Scott Sumner had a piece on the wretched GDP growth of some advanced countries, and I thought to check the numbers for myself.  Here are the latest GDP numbers, in index form with Q1 2008 = 100, for selected OECD countries.

Source: OECD

Source: OECD

First, the Euro Zone has not recovered pre-recessionary levels of GDP.  It's still about 1% below the level of seven years ago.  This is virtually identical to Japan.

Second, of the selected countries that have done well--Australia, Norway and the United States--all are commodity, primarily energy, exporters.  The US is, of course, an oil importer, but its oil imports have fallen by 2/3 since 2005 and so the country's terms of trade are much improved.  Hence the strong dollar.  (As it relates to China, here.)

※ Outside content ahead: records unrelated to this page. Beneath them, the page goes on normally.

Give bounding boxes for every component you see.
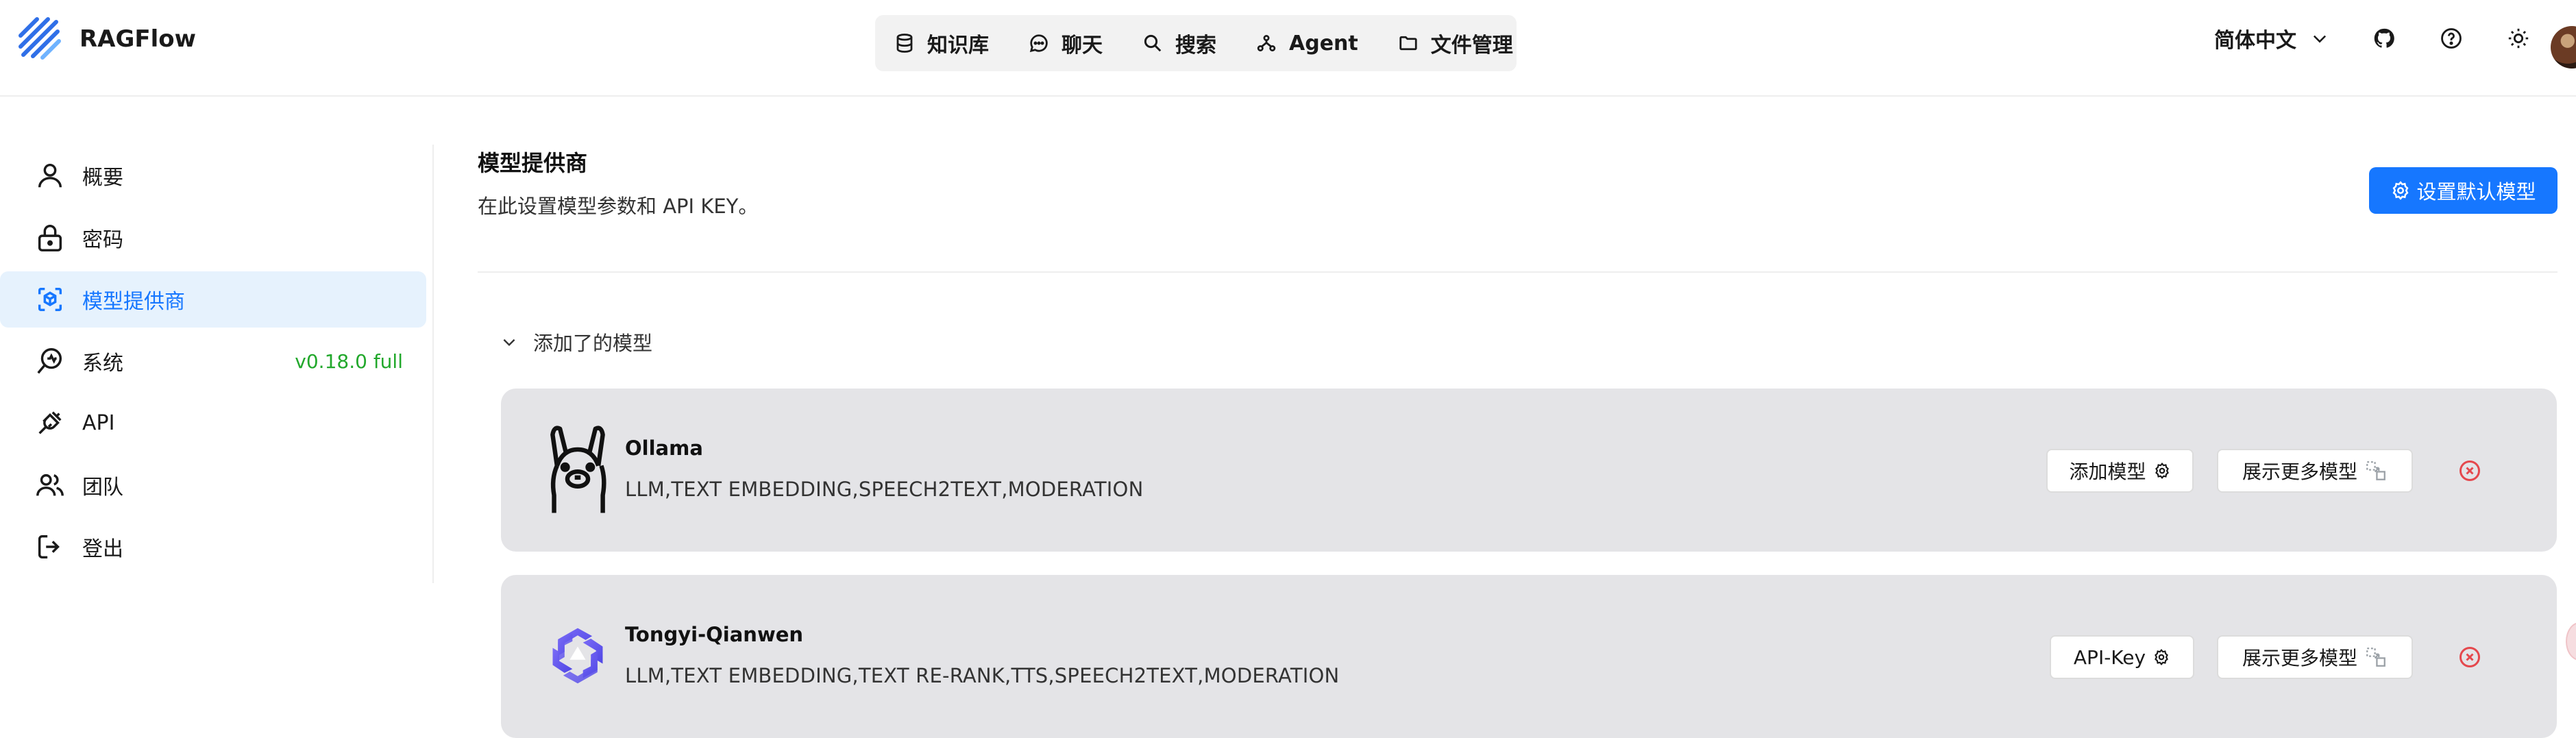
app-logo[interactable]: RAGFlow <box>16 15 196 63</box>
nav-label: 文件管理 <box>1430 34 1513 58</box>
help-icon <box>2441 28 2462 49</box>
tongyi-logo-icon <box>530 608 626 704</box>
page-subtitle: 在此设置模型参数和 API KEY。 <box>478 195 759 218</box>
sidebar-item-label: 概要 <box>82 166 123 190</box>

Germany and the UK are up since early 2008, but not by much.  The same is true of France, but less so.

The PIGS are recovering, with the recessionary trough around Q2 2013.    Ireland, Portugal and Spain are all showing signs of life, even if none of them have recovered earlier peaks.  Ireland is the closest, about 3% below its 2008 peak.

Greece is in a separate world of hurt.  It is simply worse, much worse, than any other country in the group.  It stands entirely alone.  Scott Sumner wonders what Greece’s total growth will be from 2007 to 2027.  "Maybe 0.1%?"

Given the weight of debt on Greece, growth could be quite slow indeed.  However, with proper policies, Greece GDP growth could be running at 9% this time next year and could hold that level for the next three or four.    It needs to proper incentive package.  That's all.